Position du complément circonstanciel de temps

La place même d’un complément circonstanciel dans la phrase peut relever d’un problème de faux ami.

Même quand le complément circonstanciel de temps semble être exprimé de façon identique en anglais et en français, il faut se méfier de la tendance à procéder à une traduction en français qui maintient l’ordre des éléments de la phrase en anglais. Prenons la phrase suivante :

Faced with the growing need of educators for cyberbullying materials specifically for the classroom, Parry launched the StopCyberbullying Toolkit in 2011.

Le complément circonstanciel de temps « in 2011 » se traduit de toute évidence par « en 2011 ». Mais est-il approprié de le laisser au même endroit dans la phrase en français ? À mon avis, la réponse est non :

En réponse au besoin croissant qu’ont les éducateurs de disposer de ressources sur les cyberintimidations adaptées à la salle de classe, Parry a lancé la trousse StopCyberbullying en 2011.

Bien entendu, cette phrase n’est fausse ni sur le plan sémantique ni sur le plan grammatical. Mais pour moi, cette syntaxe consistant à mettre le complément circonstanciel de temps à la toute fin est quelque chose de propre à l’anglais, qui ne correspond pas à ce qui se dit naturellement en français.

En français, on dira plutôt :

En 2011, en réponse au besoin croissant qu’ont les éducateurs de disposer de ressources sur les cyberintimidations adaptées à la salle de classe, Parry a lancé la trousse StopCyberbullying.

Le sens est le même. La différence entre l’anglais et le français se situe dans l’ordre naturel des différents éléments de la phrase. Il y a la cause (« Faced with the growing need… »), la conséquence (« Parry launched… ») et le complément circonstanciel de temps (« in 2011 »).

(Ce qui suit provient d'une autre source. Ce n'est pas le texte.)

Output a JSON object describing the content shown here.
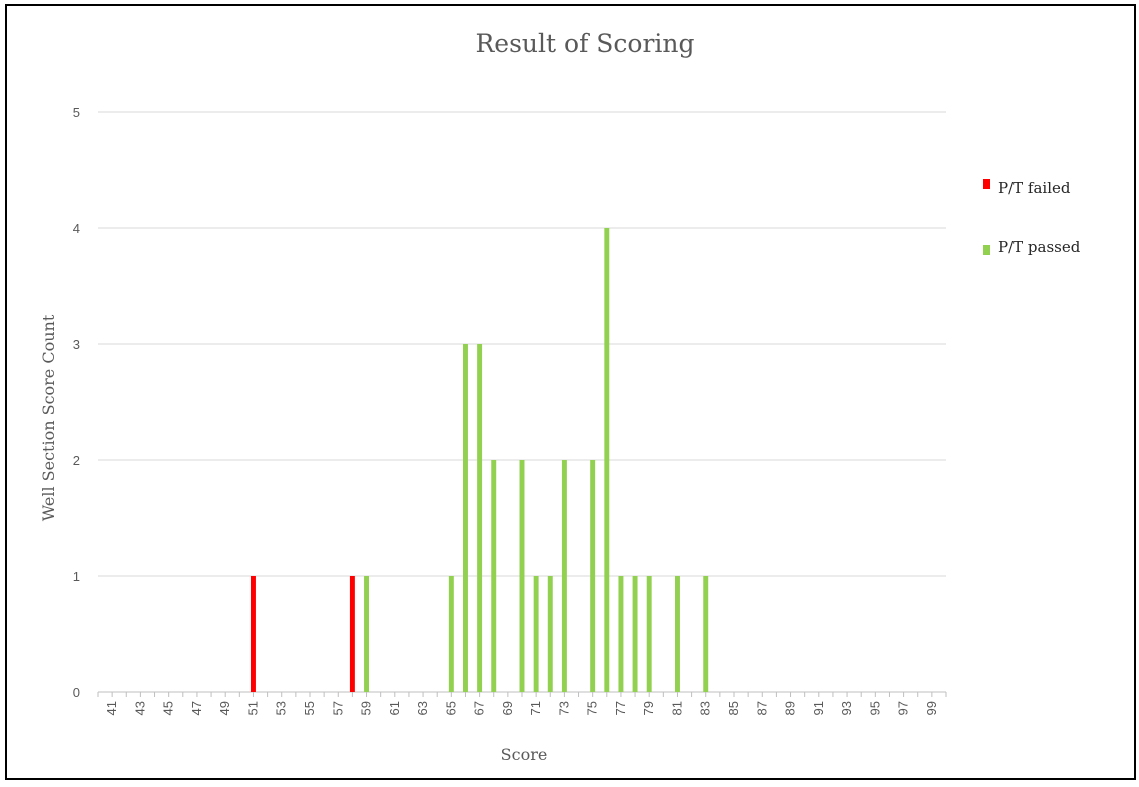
{
  "chart_data": {
    "type": "bar",
    "title": "Result of Scoring",
    "xlabel": "Score",
    "ylabel": "Well Section Score Count",
    "ylim": [
      0,
      5
    ],
    "yticks": [
      0,
      1,
      2,
      3,
      4,
      5
    ],
    "x_range": [
      40,
      100
    ],
    "x_tick_labels": [
      "41",
      "43",
      "45",
      "47",
      "49",
      "51",
      "53",
      "55",
      "57",
      "59",
      "61",
      "63",
      "65",
      "67",
      "69",
      "71",
      "73",
      "75",
      "77",
      "79",
      "81",
      "83",
      "85",
      "87",
      "89",
      "91",
      "93",
      "95",
      "97",
      "99"
    ],
    "grid": "horizontal",
    "legend_position": "right",
    "series": [
      {
        "name": "P/T failed",
        "color": "#ff0000",
        "points": [
          {
            "x": 51,
            "y": 1
          },
          {
            "x": 58,
            "y": 1
          }
        ]
      },
      {
        "name": "P/T passed",
        "color": "#92d050",
        "points": [
          {
            "x": 59,
            "y": 1
          },
          {
            "x": 65,
            "y": 1
          },
          {
            "x": 66,
            "y": 3
          },
          {
            "x": 67,
            "y": 3
          },
          {
            "x": 68,
            "y": 2
          },
          {
            "x": 70,
            "y": 2
          },
          {
            "x": 71,
            "y": 1
          },
          {
            "x": 72,
            "y": 1
          },
          {
            "x": 73,
            "y": 2
          },
          {
            "x": 75,
            "y": 2
          },
          {
            "x": 76,
            "y": 4
          },
          {
            "x": 77,
            "y": 1
          },
          {
            "x": 78,
            "y": 1
          },
          {
            "x": 79,
            "y": 1
          },
          {
            "x": 81,
            "y": 1
          },
          {
            "x": 83,
            "y": 1
          }
        ]
      }
    ]
  }
}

L’anglais utilise ici naturellement l’ordre cause – conséquence, parce que la structure « faced with… » est une structure en apposition avec un participe passé directement lié au sujet du verbe principal, de sorte qu’il serait difficile de mettre la cause après la conséquence. (On pourrait aussi insérer l’apposition directement après le sujet du verbe principal, mais cette interruption entre le sujet et le verbe est quelque chose qui se fait plus naturellement en français qu’en anglais.)

Le complément de temps, quant à lui, pourrait se mettre à différents endroits dans la syntaxe de la phase. Il pourrait venir au tout début (« In 2011, faced… ») ou entre la cause et la conséquence (« Faced with […], in 2011 Parry launched… »). Mais il tombe ici à la fin de la phrase, après la conséquence. Cela n’a rien de choquant en anglais.

En français, dans une telle situation, on a tendance à privilégier l’ordre chronologique plutôt que l’ordre logique, et donc à mettre en premier le complément de temps. La cause (« en réponse au… ») vient toujours avant la conséquence (« Parry a lancé… »), mais les deux sont précédés par le complément de temps. Pourquoi ? C’est difficile à dire… Je pense qu’il s’agit surtout de l’importance en français du mode narratif. Cette phrase s’inscrit dans une chronologie et il est tout particulièrement important, en français, de guider le lecteur en lui rappelant les principales étapes, c’est-à-dire les dates marquantes dans le récit, grâce à la mise en relief en début de phrase.

C’est une différence subtile et délicate à expliquer, mais l’impact de cette différence sur la syntaxe n’a rien de subtil et fait que la place même des différents éléments dans la phrase relève, dans certains cas, de ce qu’on peut appeler un faux ami.